Picks from diary II

November 8, 2007
Mind is disturbed slightly. I don’t know why. There are few things I always hate to face. I hate recovering money that I have to recover, I hate to listen harsh things about myself, I hate it when efforts do not reflect in results. These are the things, I always want to see happening automatically.

It is a painful process to ask for money from insurance guys. I sometimes wonder why we have it at all when they are of no help anyway.

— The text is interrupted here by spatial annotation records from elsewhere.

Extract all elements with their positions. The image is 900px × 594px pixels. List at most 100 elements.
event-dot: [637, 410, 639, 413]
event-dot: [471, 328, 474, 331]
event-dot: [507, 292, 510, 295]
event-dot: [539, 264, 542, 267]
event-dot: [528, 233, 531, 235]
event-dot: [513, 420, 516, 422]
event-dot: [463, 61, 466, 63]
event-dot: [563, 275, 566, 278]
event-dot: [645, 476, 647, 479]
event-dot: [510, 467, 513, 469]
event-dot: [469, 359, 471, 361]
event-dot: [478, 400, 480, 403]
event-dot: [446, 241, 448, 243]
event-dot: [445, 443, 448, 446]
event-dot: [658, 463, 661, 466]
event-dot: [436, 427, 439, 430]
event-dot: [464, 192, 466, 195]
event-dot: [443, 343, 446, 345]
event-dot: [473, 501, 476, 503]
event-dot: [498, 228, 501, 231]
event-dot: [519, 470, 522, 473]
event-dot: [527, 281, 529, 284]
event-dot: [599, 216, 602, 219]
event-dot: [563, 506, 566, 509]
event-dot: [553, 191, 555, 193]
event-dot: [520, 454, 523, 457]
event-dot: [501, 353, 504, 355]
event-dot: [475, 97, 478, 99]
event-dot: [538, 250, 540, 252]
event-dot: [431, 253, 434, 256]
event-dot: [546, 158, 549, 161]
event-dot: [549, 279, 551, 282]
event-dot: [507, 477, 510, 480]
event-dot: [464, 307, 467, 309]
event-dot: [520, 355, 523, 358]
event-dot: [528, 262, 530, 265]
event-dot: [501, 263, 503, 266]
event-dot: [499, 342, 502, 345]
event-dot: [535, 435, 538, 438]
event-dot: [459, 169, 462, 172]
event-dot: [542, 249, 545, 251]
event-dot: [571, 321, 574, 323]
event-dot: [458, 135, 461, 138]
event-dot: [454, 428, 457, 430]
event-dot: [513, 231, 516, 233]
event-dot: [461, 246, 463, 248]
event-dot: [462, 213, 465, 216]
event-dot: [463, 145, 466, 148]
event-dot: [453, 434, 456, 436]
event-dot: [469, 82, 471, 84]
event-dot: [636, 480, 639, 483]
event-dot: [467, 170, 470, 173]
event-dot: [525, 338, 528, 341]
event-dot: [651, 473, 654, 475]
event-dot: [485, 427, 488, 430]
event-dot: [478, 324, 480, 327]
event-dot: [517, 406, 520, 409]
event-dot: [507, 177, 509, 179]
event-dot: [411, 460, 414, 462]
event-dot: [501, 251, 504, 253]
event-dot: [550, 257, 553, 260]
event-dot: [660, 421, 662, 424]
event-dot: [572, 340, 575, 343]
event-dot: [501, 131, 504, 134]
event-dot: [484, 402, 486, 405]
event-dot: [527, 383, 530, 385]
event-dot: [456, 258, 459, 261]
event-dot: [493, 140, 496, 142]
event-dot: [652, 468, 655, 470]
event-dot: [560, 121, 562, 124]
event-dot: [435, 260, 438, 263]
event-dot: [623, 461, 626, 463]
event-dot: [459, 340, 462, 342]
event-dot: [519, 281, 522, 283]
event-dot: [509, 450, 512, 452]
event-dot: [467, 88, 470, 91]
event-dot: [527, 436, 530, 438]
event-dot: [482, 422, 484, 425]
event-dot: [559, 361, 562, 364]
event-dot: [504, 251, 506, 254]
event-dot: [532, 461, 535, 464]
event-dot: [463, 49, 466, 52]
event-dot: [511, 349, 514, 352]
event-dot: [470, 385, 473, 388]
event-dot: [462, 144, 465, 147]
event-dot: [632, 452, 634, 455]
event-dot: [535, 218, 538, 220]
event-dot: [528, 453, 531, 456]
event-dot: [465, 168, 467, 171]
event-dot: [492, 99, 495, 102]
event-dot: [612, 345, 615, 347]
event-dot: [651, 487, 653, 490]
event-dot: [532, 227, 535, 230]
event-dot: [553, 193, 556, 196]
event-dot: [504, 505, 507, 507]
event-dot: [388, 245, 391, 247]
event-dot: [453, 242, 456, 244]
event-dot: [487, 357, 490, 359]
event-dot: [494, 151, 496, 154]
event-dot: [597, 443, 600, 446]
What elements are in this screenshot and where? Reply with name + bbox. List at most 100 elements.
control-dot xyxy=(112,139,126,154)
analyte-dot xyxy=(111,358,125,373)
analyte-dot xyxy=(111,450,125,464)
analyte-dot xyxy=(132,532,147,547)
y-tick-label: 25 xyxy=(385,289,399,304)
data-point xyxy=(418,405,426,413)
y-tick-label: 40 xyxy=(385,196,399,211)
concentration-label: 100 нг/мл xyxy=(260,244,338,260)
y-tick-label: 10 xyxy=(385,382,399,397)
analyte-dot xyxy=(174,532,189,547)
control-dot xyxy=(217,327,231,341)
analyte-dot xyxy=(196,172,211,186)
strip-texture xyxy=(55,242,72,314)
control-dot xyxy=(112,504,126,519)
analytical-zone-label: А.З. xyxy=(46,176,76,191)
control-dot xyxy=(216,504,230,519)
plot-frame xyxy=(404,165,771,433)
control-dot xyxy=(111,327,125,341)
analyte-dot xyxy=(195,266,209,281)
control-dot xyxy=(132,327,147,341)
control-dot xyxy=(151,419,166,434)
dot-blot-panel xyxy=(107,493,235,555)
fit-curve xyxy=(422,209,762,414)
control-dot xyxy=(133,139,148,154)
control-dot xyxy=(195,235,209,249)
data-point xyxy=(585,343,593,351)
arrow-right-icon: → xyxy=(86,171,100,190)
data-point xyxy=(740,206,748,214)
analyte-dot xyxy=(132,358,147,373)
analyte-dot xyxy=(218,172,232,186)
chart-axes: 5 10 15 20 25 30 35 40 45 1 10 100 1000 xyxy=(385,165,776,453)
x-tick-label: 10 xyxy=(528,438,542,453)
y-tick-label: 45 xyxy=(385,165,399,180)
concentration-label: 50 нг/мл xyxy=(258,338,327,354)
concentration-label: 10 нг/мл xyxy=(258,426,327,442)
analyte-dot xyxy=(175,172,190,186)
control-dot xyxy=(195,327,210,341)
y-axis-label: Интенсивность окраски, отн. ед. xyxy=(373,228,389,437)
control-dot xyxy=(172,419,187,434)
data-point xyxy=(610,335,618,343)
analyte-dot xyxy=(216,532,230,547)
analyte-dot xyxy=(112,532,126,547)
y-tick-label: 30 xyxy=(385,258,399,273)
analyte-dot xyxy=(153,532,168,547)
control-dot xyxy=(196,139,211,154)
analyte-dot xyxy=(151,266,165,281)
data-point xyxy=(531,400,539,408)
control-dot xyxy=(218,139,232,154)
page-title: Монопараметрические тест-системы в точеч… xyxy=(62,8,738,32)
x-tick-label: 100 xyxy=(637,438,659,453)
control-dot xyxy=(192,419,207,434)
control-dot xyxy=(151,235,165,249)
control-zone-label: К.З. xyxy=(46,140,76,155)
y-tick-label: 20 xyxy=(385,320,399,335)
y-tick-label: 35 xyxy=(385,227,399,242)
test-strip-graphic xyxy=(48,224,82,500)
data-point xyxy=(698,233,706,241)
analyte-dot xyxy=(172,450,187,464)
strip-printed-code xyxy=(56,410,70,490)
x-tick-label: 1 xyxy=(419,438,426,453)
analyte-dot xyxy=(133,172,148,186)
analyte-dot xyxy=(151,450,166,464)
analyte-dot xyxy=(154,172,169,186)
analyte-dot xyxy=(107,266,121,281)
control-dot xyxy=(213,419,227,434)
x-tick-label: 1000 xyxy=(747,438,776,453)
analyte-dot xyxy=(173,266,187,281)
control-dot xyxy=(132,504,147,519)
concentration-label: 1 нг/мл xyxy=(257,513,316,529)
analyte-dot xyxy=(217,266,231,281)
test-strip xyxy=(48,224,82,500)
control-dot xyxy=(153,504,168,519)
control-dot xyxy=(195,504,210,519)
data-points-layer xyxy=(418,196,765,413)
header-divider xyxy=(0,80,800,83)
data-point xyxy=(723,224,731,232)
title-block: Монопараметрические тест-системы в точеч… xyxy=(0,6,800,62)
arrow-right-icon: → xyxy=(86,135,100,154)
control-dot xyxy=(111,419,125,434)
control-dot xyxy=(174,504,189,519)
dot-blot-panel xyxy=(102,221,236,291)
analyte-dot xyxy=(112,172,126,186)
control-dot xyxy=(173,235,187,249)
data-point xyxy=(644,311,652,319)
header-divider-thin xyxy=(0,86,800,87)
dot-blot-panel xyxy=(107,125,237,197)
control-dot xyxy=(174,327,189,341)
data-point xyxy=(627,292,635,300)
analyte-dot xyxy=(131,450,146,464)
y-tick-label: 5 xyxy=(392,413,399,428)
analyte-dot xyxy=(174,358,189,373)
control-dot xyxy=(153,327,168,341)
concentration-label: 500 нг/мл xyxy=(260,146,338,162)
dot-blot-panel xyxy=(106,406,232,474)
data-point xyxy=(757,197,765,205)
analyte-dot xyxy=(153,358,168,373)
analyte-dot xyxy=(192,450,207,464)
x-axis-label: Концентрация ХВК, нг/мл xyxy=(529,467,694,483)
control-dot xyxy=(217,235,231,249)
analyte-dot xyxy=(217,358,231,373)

I also dislike it when I am not interacting with many people. I have to accept that I love to be exchanging thoughts all the time with people. Of course, it is a terrible task to find people with whom you can do this. Orkut has been of no help either, coming to this realization I have chosen to remove all my pictures from that album, which I used as bait to bring more friends to myself. But I realized it wasn’t working any way. I finally thought I should give up and remove pictures from there. Assessment at workplace is another thing I really hate. I have never got awesome remarks which I always desire. I really want to put my foot on this trend. But how? My mind has become solid and nothing is coming out of the deliberation. I have to find a way to somehow make a difference.

The field that I have chosen for myself is so slow and the channel through which I have to make progress is unbelievably unclear. I mean, I have made some attempts to ask some people in company to know what can be my possible next step? But no breakthrough in this understanding has been made so far. How lunatic the situation is that the HR also doesn’t seem to know how am I to progress. I fail to understand if it will be a good idea to stick to a similar profile or I deserve a change.